Nonsuch Island is home to many of Bermuda’s rarest and most endangered plant and animal species and is Bermuda’s single most important nature reserve. 

Access to Nonsuch Island

Nonsuch Island is closed to public access. Access is only permitted under the supervision of personnel authorized by the Department of Environment and Natural Resources. 

The Department of Environment and Natural Resources offers and authorizes educational tours for schools and environmental groups only. Email environment@gov.bm to make arrangements. 

For details regarding tours of Nonsuch Island for the general public, please go to www.environment.bm/nonsuch-tours

The Nonsuch Island Project

The Nonsuch Island Project is one of the earliest examples of an ecological restoration project in Bermuda, aimed at restoring the entire ecosystem with all of its associated plant and animal communities in their appropriate habitats.

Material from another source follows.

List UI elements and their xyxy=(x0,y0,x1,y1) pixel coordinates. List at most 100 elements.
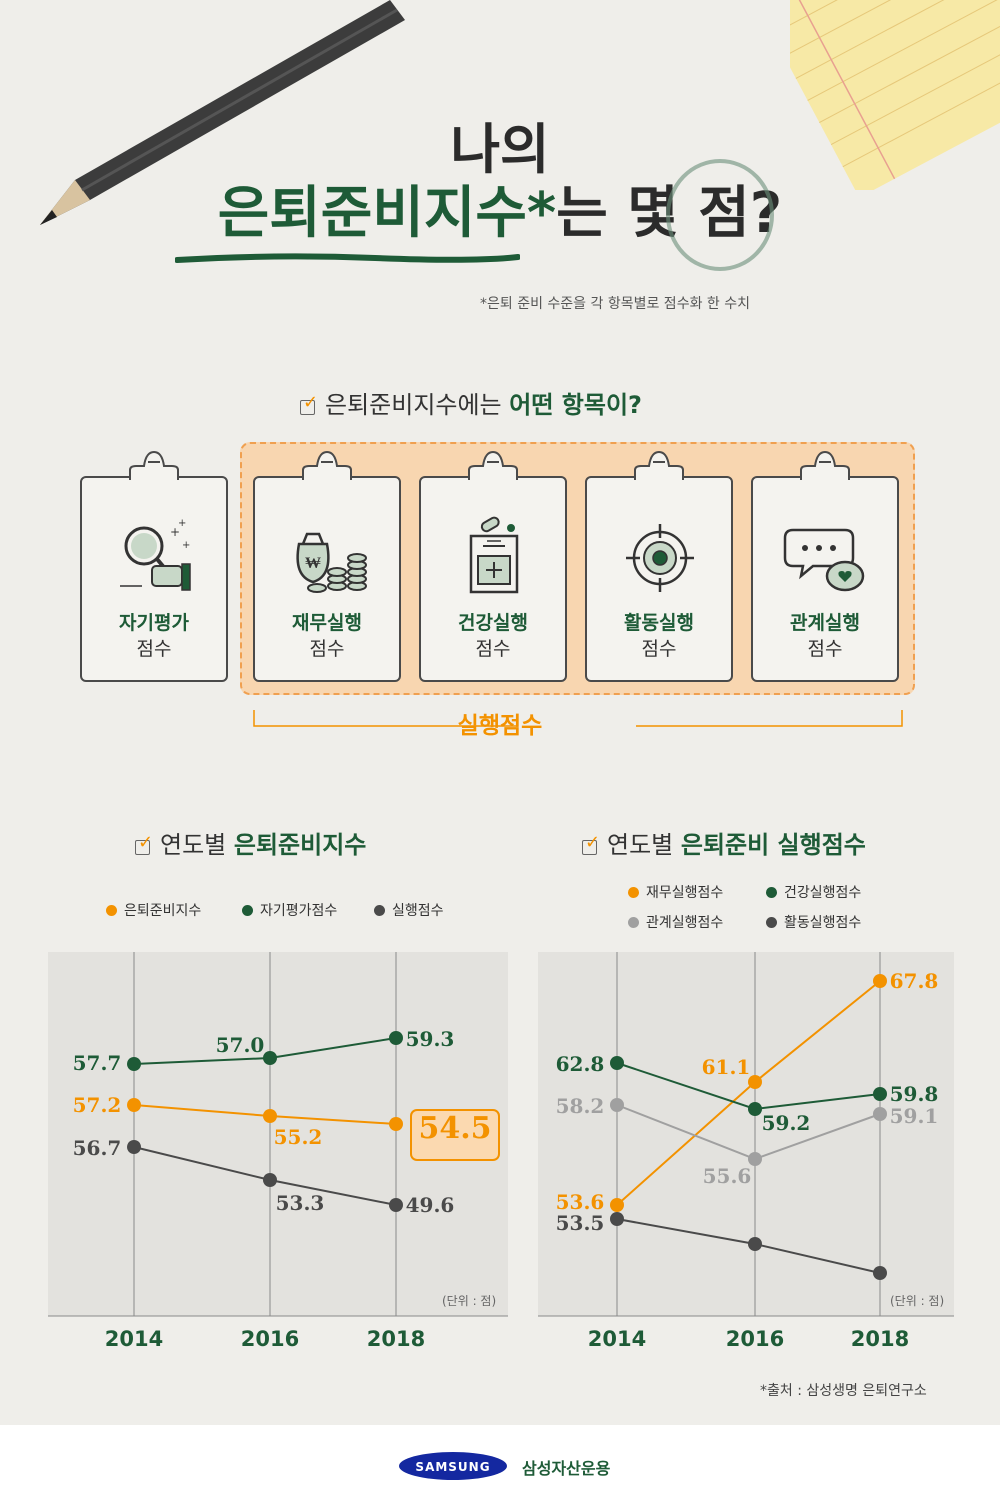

The project was started by Dr. David Wingate, Bermuda’s first Conservation Officer, in 1962. It aims to restore a small section of Bermuda to what the island would have looked like, in terms of flora and fauna, before it was discovered and settled by humans. The project:

  1. Prevents non-native, introduced, and invasive plant, animal and insect species from coming out to or establishing themselves on Nonsuch.
  2. Removes, wherever possible, non-native plants or animals that have already managed to reach Nonsuch, or that manage to reach the island annually (e.g. as seeds in the droppings of birds).
  3. Replants seeds or seedlings of native and endemic plant species in the appropriate habitats on Nonsuch, to re-establish the original plant communities that would have existed on pre-colonial Bermuda.
  4. Re-introduces native or endemic birds, animals, or marine organisms that had been lost on Nonsuch due to human activities or the impact of introduced invasive species. For example, the Yellow-crowned Night Heron, West Indian Top Shell, Land Hermit Crab ,and Bermuda petrel or Cahow (Pterodroma cahow) have all been successfully re-introduced to Nonsuch as part of the management program after being eradicated from the island by the early settlers in the 1600s.